Após a guerra, a demanda pelo trabalho do fotógrafo diminuiu. A fotografia estava mudando rapidamente, novas técnicas e equipamentos surgiram e o público não estava mais interessado em imagens da Guerra Civil, pelas quais ele era mais conhecido. Promotor hábil, mas empresário incapaz, Brady investiu grande parte de seu capital na cobertura da guerra. No final, viu-se financeiramente arruinado.
Nos últimos meses de 1864 , ele passou a vender seus ativos, incluindo sua participação na galeria em Washington. Processou seu sócio quando ele pediu falência em 1868, depois a adquiriu novamente num leilão. Mas seus negócios continuaram numa espiral de queda.
Falência. Os tribunais americanos o declararam falido em 1873 e em 1875 seus estúdios em Nova York foram fechados. Brady encaminhou uma petição ao Congresso, pedindo para que a Casa comprasse sua coleção, o que foi feito pelo valor de US$ 25 mil, ainda em 1875.
Apesar de seus contatos políticos, o fotógrafo não conseguiu realizar a galeria dos grandes americanos – usando seu trabalho como fonte importante – que havia iniciado.
Seu último endereço em Washington foi no 484 da Maryland Avenue.
Brady morreu como indigente em Nova York, em 15 de janeiro de 1896. Seu funeral foi pago por amigos e uma associação de veteranos da guerra. Foi enterrado no cemitério do Congresso, em Washington.
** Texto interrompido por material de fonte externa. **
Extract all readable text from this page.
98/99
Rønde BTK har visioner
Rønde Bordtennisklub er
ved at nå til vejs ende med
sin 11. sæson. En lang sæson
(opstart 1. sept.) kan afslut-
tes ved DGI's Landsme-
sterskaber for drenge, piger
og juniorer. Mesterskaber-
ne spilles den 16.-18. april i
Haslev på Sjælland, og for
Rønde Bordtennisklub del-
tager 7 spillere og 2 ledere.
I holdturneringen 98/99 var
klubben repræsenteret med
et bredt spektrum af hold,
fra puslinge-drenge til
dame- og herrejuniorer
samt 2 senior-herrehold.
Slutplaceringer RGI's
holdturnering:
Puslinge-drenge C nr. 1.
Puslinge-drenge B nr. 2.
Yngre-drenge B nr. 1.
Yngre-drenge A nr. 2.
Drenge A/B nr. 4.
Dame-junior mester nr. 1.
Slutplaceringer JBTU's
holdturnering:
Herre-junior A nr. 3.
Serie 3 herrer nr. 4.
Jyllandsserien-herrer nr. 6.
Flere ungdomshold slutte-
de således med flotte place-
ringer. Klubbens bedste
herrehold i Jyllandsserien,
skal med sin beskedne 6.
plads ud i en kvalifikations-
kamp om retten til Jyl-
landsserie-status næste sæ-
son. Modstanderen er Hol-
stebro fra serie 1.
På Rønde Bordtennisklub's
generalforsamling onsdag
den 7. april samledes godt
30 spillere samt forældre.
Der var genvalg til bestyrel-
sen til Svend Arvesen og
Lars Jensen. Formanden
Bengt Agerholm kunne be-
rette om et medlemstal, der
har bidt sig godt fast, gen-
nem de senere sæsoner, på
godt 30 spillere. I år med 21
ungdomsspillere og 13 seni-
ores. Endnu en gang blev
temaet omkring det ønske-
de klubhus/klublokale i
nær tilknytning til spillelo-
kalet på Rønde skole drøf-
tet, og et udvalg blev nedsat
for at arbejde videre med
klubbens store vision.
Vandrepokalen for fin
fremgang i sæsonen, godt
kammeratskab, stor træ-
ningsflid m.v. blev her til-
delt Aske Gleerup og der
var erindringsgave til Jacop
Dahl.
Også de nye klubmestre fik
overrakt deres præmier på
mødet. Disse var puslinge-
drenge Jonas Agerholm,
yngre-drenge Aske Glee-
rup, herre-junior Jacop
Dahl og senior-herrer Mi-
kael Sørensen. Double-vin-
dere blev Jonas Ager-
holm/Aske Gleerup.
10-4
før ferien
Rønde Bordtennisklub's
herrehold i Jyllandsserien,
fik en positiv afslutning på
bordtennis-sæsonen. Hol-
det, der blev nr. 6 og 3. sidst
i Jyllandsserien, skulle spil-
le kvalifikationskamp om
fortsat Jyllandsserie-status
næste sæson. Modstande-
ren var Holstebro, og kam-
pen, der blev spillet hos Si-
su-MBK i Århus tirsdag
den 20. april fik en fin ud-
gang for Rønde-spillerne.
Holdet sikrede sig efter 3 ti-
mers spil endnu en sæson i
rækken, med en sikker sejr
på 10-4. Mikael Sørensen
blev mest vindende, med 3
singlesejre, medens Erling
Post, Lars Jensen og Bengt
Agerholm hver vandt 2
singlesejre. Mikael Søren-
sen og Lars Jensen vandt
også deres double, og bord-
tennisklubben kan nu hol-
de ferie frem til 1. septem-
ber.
Legado. Hoje, a capital americana é o epicentro de todo o conhecimento fotográfico de Brady. O Arquivo Nacional, a Biblioteca do Congresso e a National Portrait Gallery – onde seus trabalhos estão em exposição permanente – abrigam milhares de fotografias que sobreviveram por mais de 150 anos. No conjunto, fornecem um vislumbre obsessivo da cidade e seus campos de batalha vizinhos durante a Guerra Civil e uma história instrutiva do início da fotografia.
A sessão profética com Abraham Lincoln continua o ponto de partida capital para o estudo de Brady e a Guerra Civil. Mesmo naquela época, cópias da foto eram escassas e se tornaram artigos de coleção.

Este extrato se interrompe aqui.